The new Tory leader, Kemi Badenoch, accused the Prime Minister outright of being a student politician during their first Commons clash last week, and the jibe seemed to hit home.
It is not just that the Labour Government has been entangled in avoidable scandals because so many of its members were too immature – and so easily seduced by offers of luxury goods, free tickets and other shiny gifts.
It is that their view of the world still seems to be a sort of teenage spasm of wrath and self-righteousness, rather than mature statecraft.
Simple-minded anti-Americanism is a big part of adolescent Leftism, and the rise of Donald Trump has undoubtedly led to more of this. Yet this is hardly the way for serious political operators to behave.
What we (and the Americans) say in public is always going to be different from what we say in private. Mr Trump probably does not think all that highly of Sir Keir, but he was still ready to entertain him to dinner in his tower in New York.
Many Cabinet members must have realised years ago that they might one day occupy high office. They also must have known a White House return by Mr Trump was on the cards. Yet they went on record with rude personal attacks on him.

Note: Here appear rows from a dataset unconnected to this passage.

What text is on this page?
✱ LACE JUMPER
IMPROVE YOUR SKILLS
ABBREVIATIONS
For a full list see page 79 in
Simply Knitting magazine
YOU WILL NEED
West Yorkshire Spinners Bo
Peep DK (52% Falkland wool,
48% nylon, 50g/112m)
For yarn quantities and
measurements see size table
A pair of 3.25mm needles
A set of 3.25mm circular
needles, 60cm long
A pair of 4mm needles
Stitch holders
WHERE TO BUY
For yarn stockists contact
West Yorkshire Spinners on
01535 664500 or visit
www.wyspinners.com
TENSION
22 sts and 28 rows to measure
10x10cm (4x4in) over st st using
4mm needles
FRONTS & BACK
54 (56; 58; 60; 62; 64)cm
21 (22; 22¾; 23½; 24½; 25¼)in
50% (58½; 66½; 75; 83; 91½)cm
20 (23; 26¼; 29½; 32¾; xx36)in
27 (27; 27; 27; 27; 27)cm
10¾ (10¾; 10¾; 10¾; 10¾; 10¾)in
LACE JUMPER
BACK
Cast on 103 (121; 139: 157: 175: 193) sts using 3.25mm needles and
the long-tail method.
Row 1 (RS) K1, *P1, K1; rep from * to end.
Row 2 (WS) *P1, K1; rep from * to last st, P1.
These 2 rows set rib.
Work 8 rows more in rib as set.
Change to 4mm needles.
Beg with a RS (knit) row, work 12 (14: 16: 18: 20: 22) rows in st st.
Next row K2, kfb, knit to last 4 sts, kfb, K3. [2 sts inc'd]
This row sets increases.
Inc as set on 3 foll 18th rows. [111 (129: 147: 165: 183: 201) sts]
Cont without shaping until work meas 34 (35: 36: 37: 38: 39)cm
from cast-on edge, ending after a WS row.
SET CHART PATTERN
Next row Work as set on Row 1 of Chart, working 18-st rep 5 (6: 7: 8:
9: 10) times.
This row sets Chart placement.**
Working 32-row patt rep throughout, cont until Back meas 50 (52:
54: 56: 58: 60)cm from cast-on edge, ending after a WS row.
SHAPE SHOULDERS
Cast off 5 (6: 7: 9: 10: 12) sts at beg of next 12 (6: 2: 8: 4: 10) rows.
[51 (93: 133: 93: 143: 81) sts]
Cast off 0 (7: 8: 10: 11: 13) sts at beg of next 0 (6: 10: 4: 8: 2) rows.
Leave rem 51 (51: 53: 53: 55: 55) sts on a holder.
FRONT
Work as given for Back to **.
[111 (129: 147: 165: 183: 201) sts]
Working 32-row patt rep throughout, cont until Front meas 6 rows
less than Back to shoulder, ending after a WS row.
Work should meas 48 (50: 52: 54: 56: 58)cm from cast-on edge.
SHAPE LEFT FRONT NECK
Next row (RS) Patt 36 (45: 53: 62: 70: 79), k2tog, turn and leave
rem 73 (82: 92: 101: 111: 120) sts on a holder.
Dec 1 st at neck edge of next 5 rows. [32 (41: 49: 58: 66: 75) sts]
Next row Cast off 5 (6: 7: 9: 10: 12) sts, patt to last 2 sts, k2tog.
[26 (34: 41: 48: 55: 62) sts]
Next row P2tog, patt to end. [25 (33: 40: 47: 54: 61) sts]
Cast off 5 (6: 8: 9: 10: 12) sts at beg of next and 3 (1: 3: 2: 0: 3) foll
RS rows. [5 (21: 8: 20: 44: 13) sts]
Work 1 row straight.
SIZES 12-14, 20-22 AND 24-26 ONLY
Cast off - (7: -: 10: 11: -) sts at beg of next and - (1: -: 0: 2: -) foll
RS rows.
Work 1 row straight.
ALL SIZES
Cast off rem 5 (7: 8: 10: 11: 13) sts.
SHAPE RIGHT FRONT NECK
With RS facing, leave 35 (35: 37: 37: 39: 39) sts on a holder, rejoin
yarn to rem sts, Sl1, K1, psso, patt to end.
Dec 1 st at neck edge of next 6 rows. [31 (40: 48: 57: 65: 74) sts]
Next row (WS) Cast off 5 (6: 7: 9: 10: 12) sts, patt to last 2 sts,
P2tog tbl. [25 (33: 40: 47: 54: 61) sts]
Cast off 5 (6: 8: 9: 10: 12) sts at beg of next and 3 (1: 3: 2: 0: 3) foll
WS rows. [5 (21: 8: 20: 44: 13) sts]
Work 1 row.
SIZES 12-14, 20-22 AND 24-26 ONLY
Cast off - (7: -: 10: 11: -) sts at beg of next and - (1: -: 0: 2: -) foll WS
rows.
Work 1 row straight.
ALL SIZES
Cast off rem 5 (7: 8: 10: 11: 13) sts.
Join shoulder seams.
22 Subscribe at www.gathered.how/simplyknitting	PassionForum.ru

These have generally not been reasoned criticisms but name-calling and personal remarks, some even about the President-elect’s hair or his physical stature. The Foreign Secretary, supposedly our chief diplomat, is among the worst offenders. Yet he is not a novice.
He was appointed to the Privy Council (generally a sign of seniority and trust) in 2008 and held a number of offices under Tony Blair and Gordon Brown. So why did he not know better than to publicly refer to Mr Trump as a ‘neo-Nazi’ (amongst other things) as recently as 2018?
Now The Mail on Sunday reveals that Sir Keir, in June 2020, wrote a letter to Prime Minister Boris Johnson in which he attacked the US authorities’ response to the Black Lives Matter protests which followed the police killing of George Floyd. He asked Mr Johnson to ensure that UK exports were not being used for the ‘suppression of democratic rights’.
It was perfectly possible to deplore the shocking death of George Floyd without embracing the hard-Left ideology of BLM. But Labour chose to do so.
This was a few days before Sir Keir and his deputy, Angela Rayner, ‘took the knee’, publishing a picture of themselves doing so and saying ‘We kneel with all those opposing anti-Black racism. #BlackLivesMatter.’
This sort of thing is all very well among students and activists. But in a party of government, it is quite different. Governments have to deal, often face to face, with foreign rulers with less than perfect records.
The Foreign Office repeatedly asked the late Queen, and now King Charles, to be polite to all kinds of despots, so horrible, repressive, bloodstained and dishonest that they make Mr Trump look like John F. Kennedy or Abraham Lincoln by comparison.
Noses are held, false smiles are exchanged, and necessary deals are done to maintain prosperity and security in a hard world, where we must survive on our wits and nobody owes us a living.
The presidents of student unions, or figures such as Jeremy Corbyn MP, are free to shout slogans, wave clenched fists and demand embargoes – because they do not matter. If Sir Keir and his Cabinet wish to matter, they are going to have to learn to button their lips instead of taking to their knees.